FAQ (Frequently Asked Questions)

1. What are Aromatic Hydrocarbons?

Aromatic hydrocarbons are named aromatic because of the specific fragrance associated with them. There are cyclic hydrocarbons with few properties that make the aromatic and also exceptionally stable despite the presence of the ring structure. 


The Conditions for Aromaticity are-

  • Presence of ring

  • Presence of alternate double and single bonds and presence of resonance in the ring(delocalization of pi bonds)

  • Presence of 4n+2pi electrons

  • Presence of planarity

These are Huckle's rules of aromaticity. Any cyclic hydrocarbon having all the above conditions satisfied then is said to be aromatic. If anyone out of 4 conditions is lacking then the compound will be non-aromatic. Benzene is an aromatic compound.

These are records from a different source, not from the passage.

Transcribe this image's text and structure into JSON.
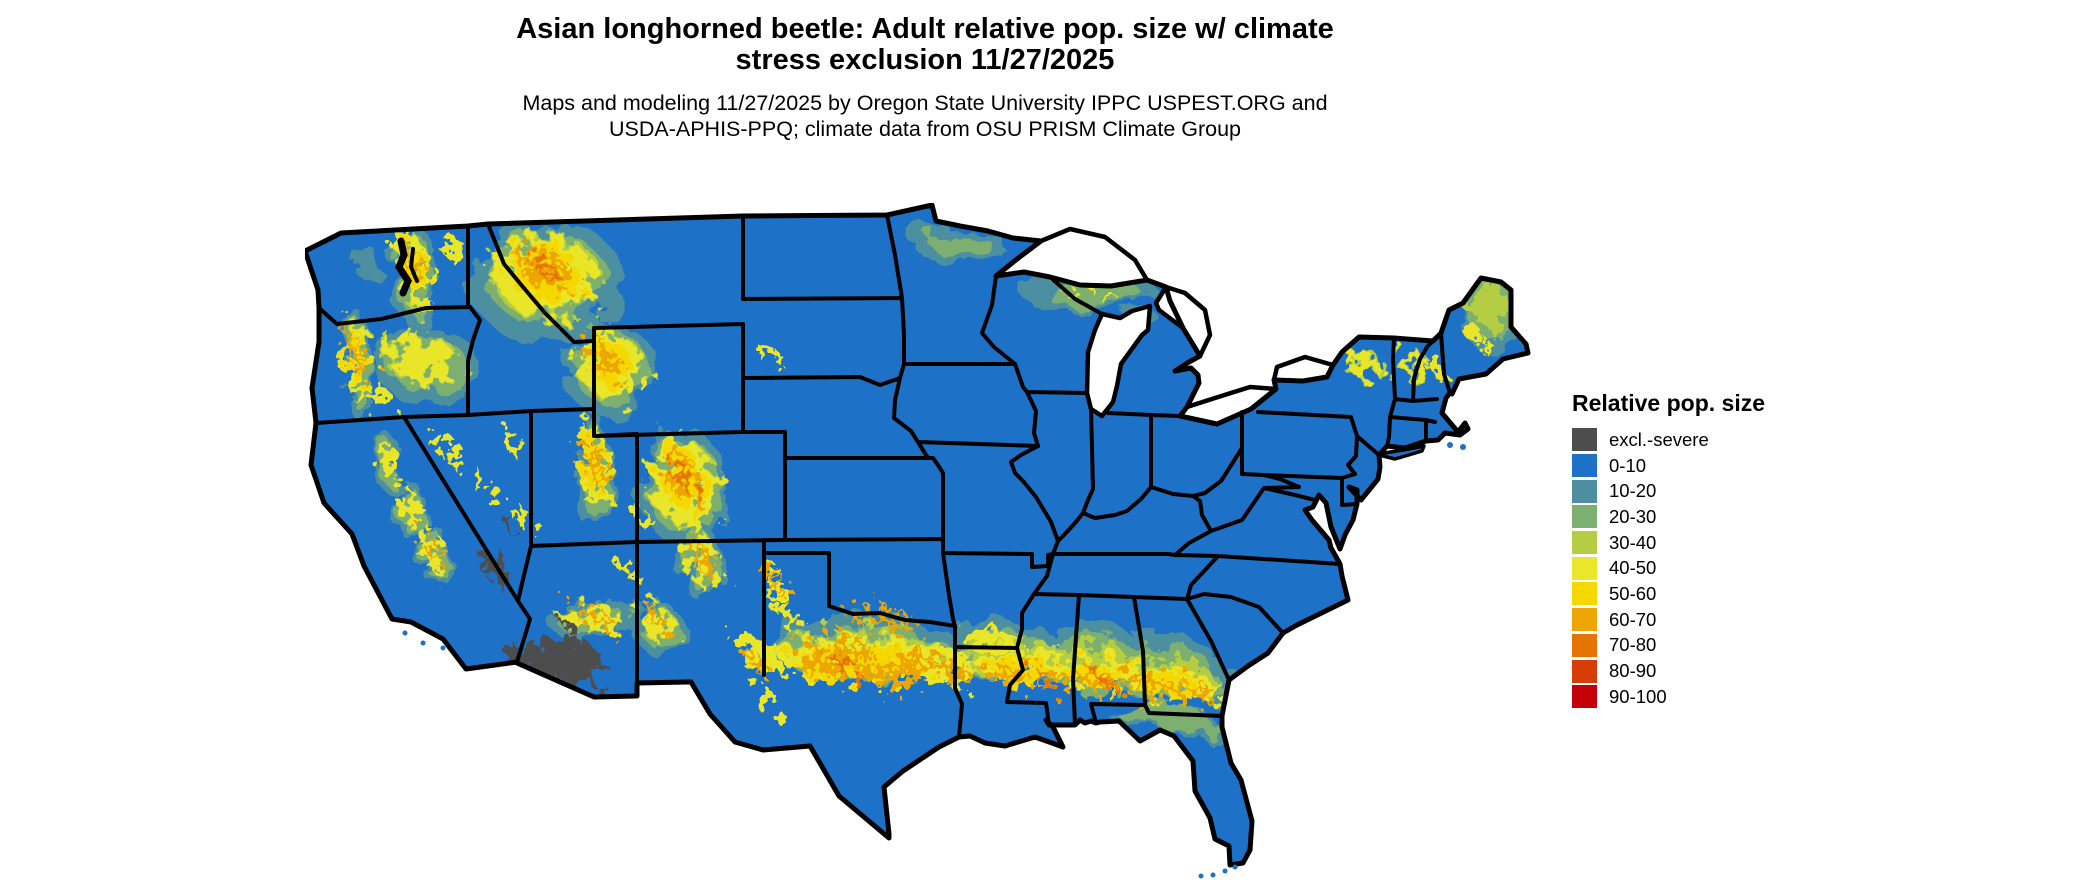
{
  "header": {
    "title_line1": "Asian longhorned beetle: Adult relative pop. size w/ climate",
    "title_line2": "stress exclusion 11/27/2025",
    "subtitle_line1": "Maps and modeling 11/27/2025 by Oregon State University IPPC USPEST.ORG and",
    "subtitle_line2": "USDA-APHIS-PPQ; climate data from OSU PRISM Climate Group"
  },
  "legend": {
    "title": "Relative pop. size",
    "items": [
      {
        "label": "excl.-severe",
        "color": "#4d4d4d"
      },
      {
        "label": "0-10",
        "color": "#1d71c7"
      },
      {
        "label": "10-20",
        "color": "#4c8fa0"
      },
      {
        "label": "20-30",
        "color": "#7db070"
      },
      {
        "label": "30-40",
        "color": "#b4cd42"
      },
      {
        "label": "40-50",
        "color": "#e9e62b"
      },
      {
        "label": "50-60",
        "color": "#f5d800"
      },
      {
        "label": "60-70",
        "color": "#eda603"
      },
      {
        "label": "70-80",
        "color": "#e67403"
      },
      {
        "label": "80-90",
        "color": "#d63e06"
      },
      {
        "label": "90-100",
        "color": "#c40109"
      }
    ]
  },
  "map": {
    "water_color": "#ffffff",
    "border_color": "#000000",
    "base_class": "0-10"
  }
}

2.Explain the Conformers of Cyclohexane.

Cyclohexane is an example of cycloalkane with 6 carbons in its ring and 12 hydrogen atoms attached to the 6 carbons. Due to the rotation of carbon-carbon bonds cyclohexane can form many shapes and these are known as conformers. Every shape is different from one another and has different stability.


The conformers are-

  • Chair form - This is the most stable conformer. In this, the carbon 1 and carbon 4 are at trans position thus minimizing the strain providing stability.

  • Boat form- THis form is less stable and in this carbon 1 and carbon, 4 are on the same side. This increases the steric hindrance.

  • Half chair form - This form is of stability between chair form and boat form.